2021年1月17日日曜日

ラグビー・シーズン終了、『近代日本の陽明学』から

 高校・大学ラグビーの今季シーズンが終了した。これで昨年10月02日からの“J SPORTSオンデマンド”の契約を解約した。次の契約は(コロナ禍が沈静化していればの前提に立つが)来季秋になる。
 天理大の初優勝が素晴らしいものだから決勝戦終了後のシーンをBDに落とし込んだ。早稲田が敗戦したのにBDを作成したのはこれで3度目。最初は2006.02.19の東芝府中戦(佐々木主将0-43のスコアだが早稲田のThe Best Matchと思っている)、2度目は2009.02.15のサントリー戦(豊田主将20-59で監督は中竹さんと清宮さん)。
 次季の主将は長田、副将 or FWリーダーは小林と予想する。1ヶ月もせずに発表されるであろう。

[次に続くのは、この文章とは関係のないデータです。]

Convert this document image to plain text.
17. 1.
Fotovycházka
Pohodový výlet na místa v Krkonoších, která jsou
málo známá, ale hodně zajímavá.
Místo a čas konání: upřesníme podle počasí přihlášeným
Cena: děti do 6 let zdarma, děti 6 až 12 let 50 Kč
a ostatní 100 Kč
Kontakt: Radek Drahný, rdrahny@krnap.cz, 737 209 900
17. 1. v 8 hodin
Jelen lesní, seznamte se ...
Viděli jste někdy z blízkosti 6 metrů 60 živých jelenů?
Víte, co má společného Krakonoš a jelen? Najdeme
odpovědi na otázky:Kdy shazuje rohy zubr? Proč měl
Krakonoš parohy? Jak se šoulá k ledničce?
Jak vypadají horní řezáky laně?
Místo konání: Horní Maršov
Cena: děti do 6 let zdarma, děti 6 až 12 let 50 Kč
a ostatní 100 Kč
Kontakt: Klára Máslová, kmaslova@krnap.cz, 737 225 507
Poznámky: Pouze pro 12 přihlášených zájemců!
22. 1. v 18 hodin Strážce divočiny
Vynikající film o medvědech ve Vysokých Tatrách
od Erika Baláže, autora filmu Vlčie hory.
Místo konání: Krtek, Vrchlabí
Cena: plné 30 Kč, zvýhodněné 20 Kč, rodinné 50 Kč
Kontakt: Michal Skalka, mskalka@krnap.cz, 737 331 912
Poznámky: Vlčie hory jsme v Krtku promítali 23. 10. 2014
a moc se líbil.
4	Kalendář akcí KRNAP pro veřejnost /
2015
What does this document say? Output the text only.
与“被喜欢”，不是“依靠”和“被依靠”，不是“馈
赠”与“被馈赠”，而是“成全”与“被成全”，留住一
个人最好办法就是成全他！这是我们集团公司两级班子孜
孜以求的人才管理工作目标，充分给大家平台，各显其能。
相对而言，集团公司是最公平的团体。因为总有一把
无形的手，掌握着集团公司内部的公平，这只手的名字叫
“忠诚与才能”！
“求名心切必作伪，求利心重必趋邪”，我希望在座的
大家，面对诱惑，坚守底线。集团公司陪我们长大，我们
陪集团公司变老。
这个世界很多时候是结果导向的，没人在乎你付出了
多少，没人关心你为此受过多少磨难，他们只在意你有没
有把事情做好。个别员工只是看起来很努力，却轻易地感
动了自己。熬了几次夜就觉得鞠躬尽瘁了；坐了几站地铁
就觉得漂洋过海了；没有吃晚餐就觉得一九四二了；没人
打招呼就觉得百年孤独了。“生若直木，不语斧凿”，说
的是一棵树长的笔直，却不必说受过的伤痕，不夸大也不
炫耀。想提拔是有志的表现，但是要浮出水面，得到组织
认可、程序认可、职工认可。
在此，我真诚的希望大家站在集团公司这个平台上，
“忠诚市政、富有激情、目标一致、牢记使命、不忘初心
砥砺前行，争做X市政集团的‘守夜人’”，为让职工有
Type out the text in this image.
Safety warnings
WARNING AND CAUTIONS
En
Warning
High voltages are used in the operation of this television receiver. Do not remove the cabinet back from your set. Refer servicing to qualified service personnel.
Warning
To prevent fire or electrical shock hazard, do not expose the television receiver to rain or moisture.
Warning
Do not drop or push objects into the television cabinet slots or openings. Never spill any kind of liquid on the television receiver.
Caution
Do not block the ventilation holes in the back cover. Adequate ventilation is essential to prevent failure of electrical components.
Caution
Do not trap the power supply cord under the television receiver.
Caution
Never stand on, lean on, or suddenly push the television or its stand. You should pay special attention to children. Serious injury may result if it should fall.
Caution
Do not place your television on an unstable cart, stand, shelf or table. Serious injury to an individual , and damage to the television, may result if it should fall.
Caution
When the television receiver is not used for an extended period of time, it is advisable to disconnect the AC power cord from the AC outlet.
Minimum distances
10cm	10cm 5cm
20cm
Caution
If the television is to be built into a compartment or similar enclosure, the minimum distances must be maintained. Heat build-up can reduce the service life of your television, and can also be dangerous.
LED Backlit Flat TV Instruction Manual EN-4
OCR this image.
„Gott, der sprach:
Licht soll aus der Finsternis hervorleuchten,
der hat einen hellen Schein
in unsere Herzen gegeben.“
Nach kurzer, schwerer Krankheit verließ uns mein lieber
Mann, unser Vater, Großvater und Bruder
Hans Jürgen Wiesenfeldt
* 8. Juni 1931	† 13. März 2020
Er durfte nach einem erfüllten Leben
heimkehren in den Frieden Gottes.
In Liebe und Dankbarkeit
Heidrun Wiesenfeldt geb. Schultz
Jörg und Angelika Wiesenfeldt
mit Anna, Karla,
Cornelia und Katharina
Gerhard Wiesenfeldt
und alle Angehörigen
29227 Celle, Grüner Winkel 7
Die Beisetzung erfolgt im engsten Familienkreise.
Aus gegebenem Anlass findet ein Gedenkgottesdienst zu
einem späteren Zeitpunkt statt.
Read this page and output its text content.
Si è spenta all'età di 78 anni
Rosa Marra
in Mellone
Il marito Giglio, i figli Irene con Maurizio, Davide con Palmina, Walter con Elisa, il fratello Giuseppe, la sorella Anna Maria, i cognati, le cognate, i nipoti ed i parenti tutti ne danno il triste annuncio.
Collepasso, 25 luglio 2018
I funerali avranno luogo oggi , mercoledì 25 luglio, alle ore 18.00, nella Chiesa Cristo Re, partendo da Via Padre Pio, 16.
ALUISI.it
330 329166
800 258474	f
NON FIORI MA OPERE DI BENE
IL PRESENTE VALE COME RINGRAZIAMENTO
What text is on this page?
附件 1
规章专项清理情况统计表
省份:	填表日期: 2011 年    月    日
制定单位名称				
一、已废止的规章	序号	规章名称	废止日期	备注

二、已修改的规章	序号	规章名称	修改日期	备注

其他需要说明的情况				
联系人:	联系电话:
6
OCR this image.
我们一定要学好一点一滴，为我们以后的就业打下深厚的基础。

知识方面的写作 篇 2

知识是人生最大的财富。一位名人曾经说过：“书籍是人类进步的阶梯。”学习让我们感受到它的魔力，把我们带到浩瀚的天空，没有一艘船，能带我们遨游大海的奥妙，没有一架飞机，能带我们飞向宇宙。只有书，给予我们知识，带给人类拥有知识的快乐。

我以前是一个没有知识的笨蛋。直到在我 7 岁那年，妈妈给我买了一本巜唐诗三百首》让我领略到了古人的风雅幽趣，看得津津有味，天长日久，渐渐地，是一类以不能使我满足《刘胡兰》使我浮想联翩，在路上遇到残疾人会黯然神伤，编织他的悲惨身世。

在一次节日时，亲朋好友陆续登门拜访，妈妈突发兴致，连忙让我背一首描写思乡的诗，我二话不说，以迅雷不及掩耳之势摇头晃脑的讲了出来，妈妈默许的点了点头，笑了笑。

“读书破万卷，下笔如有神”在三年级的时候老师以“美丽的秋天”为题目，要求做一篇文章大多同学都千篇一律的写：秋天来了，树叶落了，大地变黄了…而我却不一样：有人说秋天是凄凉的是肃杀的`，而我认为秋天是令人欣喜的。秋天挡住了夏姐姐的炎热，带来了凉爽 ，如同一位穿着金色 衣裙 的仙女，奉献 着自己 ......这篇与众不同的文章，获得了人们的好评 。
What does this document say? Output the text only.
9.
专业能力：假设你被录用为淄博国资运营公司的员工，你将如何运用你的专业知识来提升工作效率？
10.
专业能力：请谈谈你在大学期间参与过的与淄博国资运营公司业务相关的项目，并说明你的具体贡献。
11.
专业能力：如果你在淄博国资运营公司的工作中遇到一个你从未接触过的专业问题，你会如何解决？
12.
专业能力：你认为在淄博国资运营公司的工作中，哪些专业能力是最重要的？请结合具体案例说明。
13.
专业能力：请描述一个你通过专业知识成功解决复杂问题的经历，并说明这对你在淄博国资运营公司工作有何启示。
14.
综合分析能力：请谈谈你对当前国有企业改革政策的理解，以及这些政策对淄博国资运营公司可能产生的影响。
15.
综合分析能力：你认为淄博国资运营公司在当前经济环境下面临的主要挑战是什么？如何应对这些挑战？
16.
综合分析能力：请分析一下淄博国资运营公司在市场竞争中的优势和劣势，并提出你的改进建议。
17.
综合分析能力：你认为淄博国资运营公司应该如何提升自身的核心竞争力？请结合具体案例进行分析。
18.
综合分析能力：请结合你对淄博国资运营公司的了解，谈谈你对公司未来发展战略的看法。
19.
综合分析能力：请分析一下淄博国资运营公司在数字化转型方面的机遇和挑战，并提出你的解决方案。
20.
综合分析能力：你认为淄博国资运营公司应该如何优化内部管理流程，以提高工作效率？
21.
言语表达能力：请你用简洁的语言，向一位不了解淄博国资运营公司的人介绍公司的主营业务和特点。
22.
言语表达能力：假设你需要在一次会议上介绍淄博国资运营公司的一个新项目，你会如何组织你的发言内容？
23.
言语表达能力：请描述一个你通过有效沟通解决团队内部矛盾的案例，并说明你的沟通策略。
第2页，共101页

 <小島毅 『近代日本の陽明学』(講談社選書メチエ、2006年)>:「陽明学」の呼称は明治になって日本で作られ定着した(『日本思想史辞典』)。明治期の陽明学派の論の核は「日本の誇る道徳修養の教えでもあり」、「彼らの陽明学は、王陽明の陽明学ではな」かった。
 “朱子学の教義に疑問を感じる→煩悶する→自分独自の考えを練っていく→陽明学について知る→「これだ!」と思う”。そして“他称「陽明学者」は、自称「聖学の徒」となる”。“陽明学には党派意識があまりない。学閥を作らない。自分の門人たち以外とは群れない。すなわち、逆に言って、はたから見ると内部分裂が激しい”---この中の幾つかの言葉を違う言葉に置き換えればある思想や感情に当て嵌まる。ぴったりと。
 本書に登場する主要人物を羅列する-大塩中斎・藤田幽谷・藤田東湖・(自己陶酔する)吉田松陰・三島中州・三宅雪嶺・内村鑑三・西郷隆盛・井上哲次郎・高畠素之・大川周明・安岡正篤・山川菊栄・三島由紀夫。
 山川菊栄と三島はともに水戸学ゆかりの血を引くことに著者は「深い衝撃を覚えた」と書くが、この「深い衝撃」がよく理解できない。すなわち、その水戸学が二人の思想にどう繋がっているのか、本書からはうかがえない。
 面白いと思った分析を続けて幾つかを羅列する。
 Enlightenmentの本来の意味は「神が与えてくれた各自の理性(reason, Vernunft)を自らの努力で光り輝かせる意味」であるが、『易』の文言を利用して「啓蒙」と訳された。しかし、儒教での「啓蒙」は蒙を啓く、i.e.,「愚か者を教え導くこと」で以降「啓蒙」となっている。
 「日清戦争」と「支那事変」の歴史用語における「清」と「支那」の国名の使い分け、及びそこにおける靖国神社の「支那」呼称との符合性、また宣戦布告せずに「事変」と呼称する不遜さ。
 「白い陽明学」-「自分の頭で考えた末の国体護持主義」、「赤い陽明学」-「幕末以来の伝統をある意味正しくうけついで、革命の理想に燃える人士も陽明学に惹かれていた」。日本に基層の如く沈殿する思想性とでも言えばいいのだろうか。
 藤田東湖を敬愛しその後継者たらんとした西郷隆盛。西郷を敬愛する山形庄内地方の人びと。その地に生まれた大川周明は西郷を終生尊敬していた。しかし、庄内地方でなぜに西郷を敬愛するのか、それは庄内地方での官軍の余りの暴虐を西郷が計算づくで止めさせただけではないかという解釈もできるし、自分はそう考えている。庄内ではそれを慈悲深き西郷と感じただけで、官軍のもともとの暴虐の指揮は誰だったのかを横に措いている。大川はそれをどう思っていたのだろうか。
 三島と石原慎太郎をさして、「日本刀を愛するか、ヨットを愛するかの趣味の違い」。これが最も面白い。